The article previews a packed week of earnings led by Microsoft, Amazon, Alphabet, Meta, Apple, and others, with consensus revenue and EPS figures highlighted for each and heavy focus on AI-related capex, cloud growth, and consumer demand. It also flags a potentially market-moving Fed meeting expected to leave rates unchanged at 3.5% to 3.75%, followed by March PCE inflation and first-quarter GDP data. Ongoing Iran war developments and Strait of Hormuz disruptions add a geopolitical oil-and-inflation risk premium.

Analysis

The setup is less about individual earnings beats and more about whether capex intensity is still translating into incremental operating leverage. The market is implicitly financing a second derivative trade: if the hyperscalers keep raising data-center spend, beneficiaries with constrained supply and pricing power should outperform the obvious AI beta names. That argues for favoring “picks-and-shovels” with scarce capacity and exposed lead times over the mega-cap platforms, because the latter can disappoint on margins even when top-line growth remains fine. The key near-term risk is a confidence shock in the AI spending complex. If any one of the big four signals capex normalization or softer cloud utilization, the entire supply-chain basket can de-rate quickly because positioning has been built around a durable, multi-quarter acceleration rather than a single-quarter print. That would hit the most crowded second-order beneficiaries first: memory, networking, electrical equipment, and optical components. Macro is the main cross-current. A sticky inflation print in the next 48 hours would keep rate-cut expectations suppressed, which matters more for duration-heavy growth than for cash-rich defensive names. Meanwhile, the Middle East situation is creating a subtle commodity tax on the broader market: higher energy can support industrial gas and commodity names, but it can also leak into consumer margins and delay any multiple expansion in cyclical tech and discretionary.

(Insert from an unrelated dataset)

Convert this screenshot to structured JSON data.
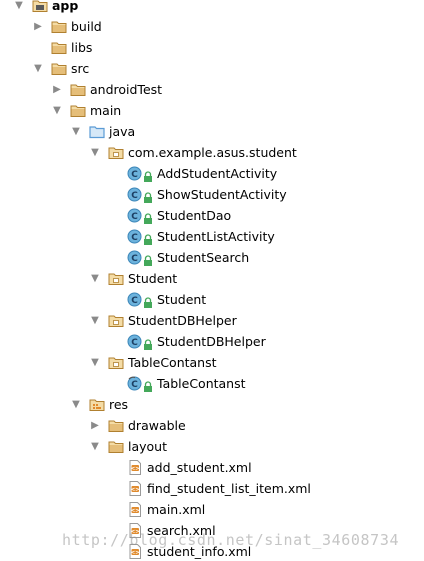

The contrarian read is that expectations may be too cleanly split between “AI winners” and “everything else.” In reality, the more durable trade may be businesses that benefit from capex without needing perfect enterprise software adoption or monetization narratives. That makes the market vulnerable to a rotation out of the most narrative-rich AI leaders and into infrastructure enablers if earnings merely confirm spend discipline rather than accelerate it.